I grew up attending a non-denominational Bible church since before I can remember. I rarely attended the youth group or high school ministry. In fact, I avoided it. I can’t say what it was specifically that made me uncomfortable to go, but I didn’t feel like I fit in. I noticed that there were cliques, groups that stayed together. And although people were nice enough, I could never find friends despite my efforts.

It wasn’t until I started attending the church I am currently at when I realized how much I truly craved connection. On my very first visit, I was amazed at how friendly people were. At first, I’ll be honest, it felt weird. But they were genuinely interested in getting to know me. After my husband and I started attending for a little while, he had a group of guys from the church get together at our home to play board games. The wives of these men wanted to come over too and have a girl’s night. I was completely against this at first. Based on my past experiences of feeling left out by girls at church, the idea of people coming over to my home with nowhere to run made me nervous. Today, these girls are some of my closest friends. God knew I needed strong female friendships before I did. He has truly shown me how loving the church should be.

If you have felt excluded or ignored by the church, I am sorry for that. I encourage you to have hope that you will find people you will connect with. I also encourage you to be that person for someone else. As mentioned in Acts 2, God’s desire is for the church to bear one another’s burdens, encourage each other, and grow in faith together.
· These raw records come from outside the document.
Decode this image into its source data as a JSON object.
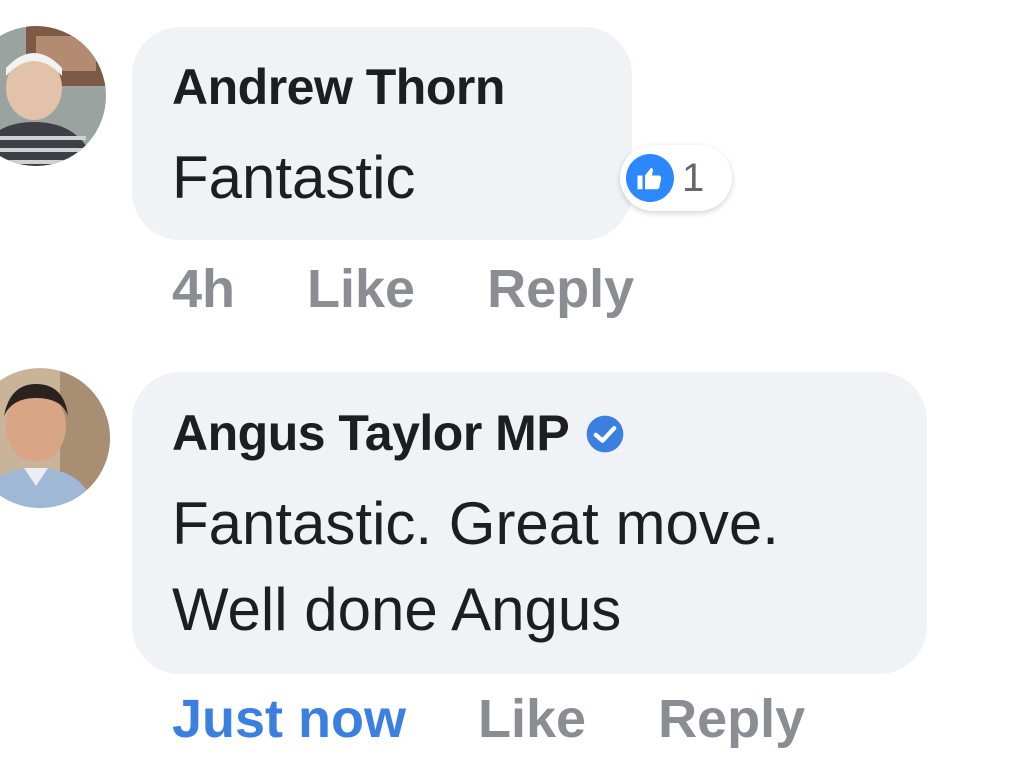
{
  "comments": [
    {
      "author": "Andrew Thorn",
      "text_lines": [
        "Fantastic"
      ],
      "timestamp": "4h",
      "like_label": "Like",
      "reply_label": "Reply",
      "reaction": {
        "icon": "thumbs-up-icon",
        "count": "1",
        "color": "#2d88ff"
      }
    },
    {
      "author": "Angus Taylor MP",
      "verified": true,
      "verified_icon": "verified-badge-icon",
      "text_lines": [
        "Fantastic. Great move.",
        "Well done Angus"
      ],
      "timestamp": "Just now",
      "timestamp_color": "#3b7fe0",
      "like_label": "Like",
      "reply_label": "Reply"
    }
  ]
}
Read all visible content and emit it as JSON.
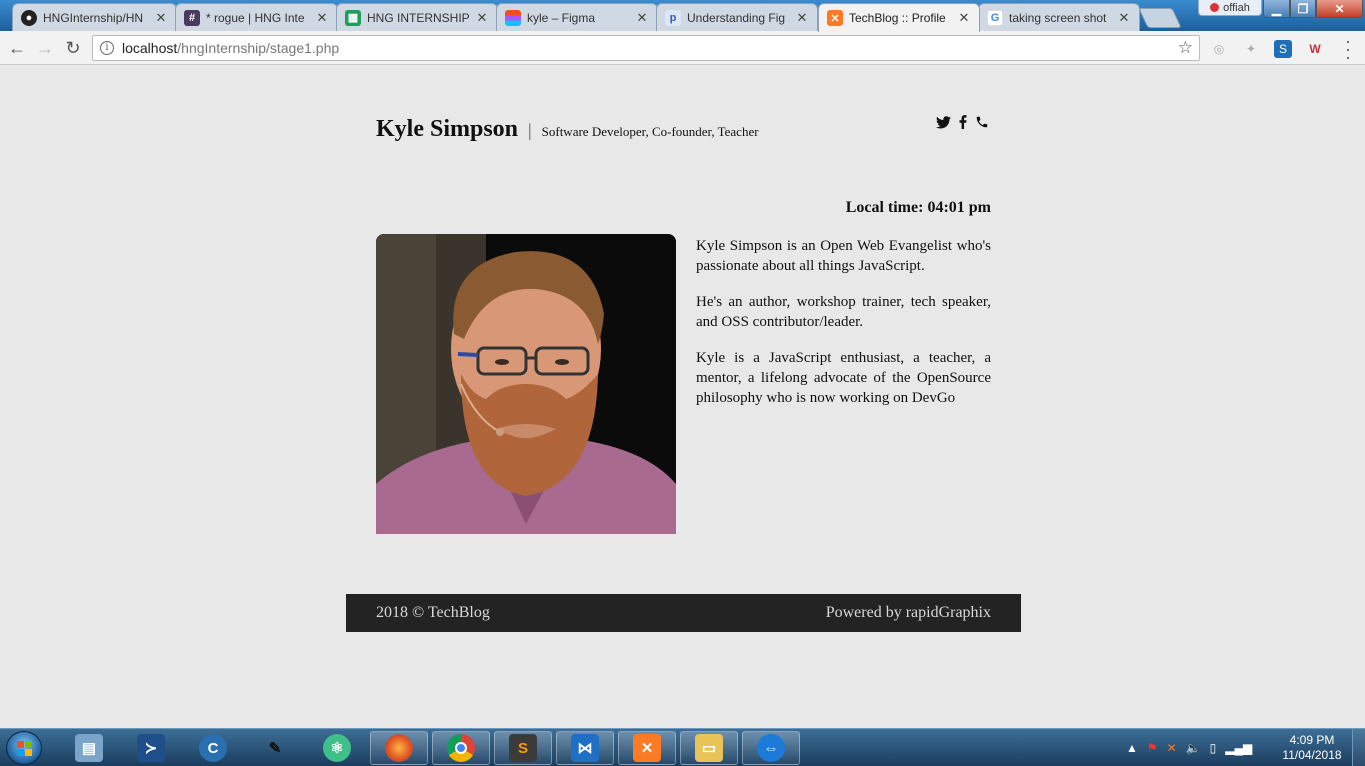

When we, as the church, do this, God honors it. In the days of the apostles, people were coming to faith daily. The church was a strong force not only because of teaching, but because of fellowship. It is when we join and work together when we see the most fruit, even signs and wonders. We have the potential to rush in God’s kingdom. Ask God about the ways that you can foster this mission in your church and with your fellow believers. Let us meet together, break bread, and praise the Lord.